There are many factors that define a hipster in our minds. Glasses always seem to be at the top of the list, but clothing matters too, and, of course, there is their obsession with the latest, coolest music. And it's that quality that a new study from Harvard University sheds a little light on. The researchers found that it's a quest to have unique tastes that drives people into being hipsters. They analyzed the Facebook pages of 200 college students over four years, and they concluded that "students who shared similar tastes in music bonded, instead of those students passing on tastes to each other."
So, in other words, you're more likely to strike up a new friendship with someone whom you deem cool because they already like the same unknown bands you do, rather than adopting the favorite bands of your existing friends.

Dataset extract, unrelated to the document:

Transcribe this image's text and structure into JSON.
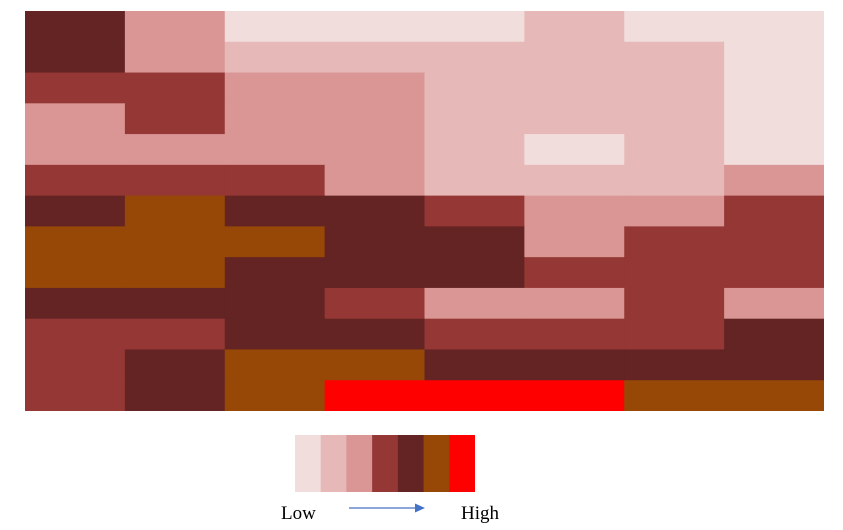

As Kevin Lewis, the study's lead researcher put it,
The meaning of an indie/alternative taste rests not just in the taste itself—but also in being the only one among one's friendship circle that expresses it. If I like The Decemberists, and suddenly my friends start liking them too, suddenly I'm no longer socially distinctive. So this taste loses much of its appeal and I will run off in search of some new band to express my "hip" identity.
Of course, this cycle can continue almost unendingly. You keep seeking out new, ever more obscure music until you are—at least in your own mind—so cool and your music tastes so distinctive that there is literally no one left in the world that is hip enough for you to be friends with. That must be the pinnacle of hipsterdom, a lonely mountaintop where you sit in your plaid shirt and workboots and listen to music only you can hear. Luckily when you're up there you can still see—and feel superior to—all the mainstream losers down at sea level because you've got your big old glasses on.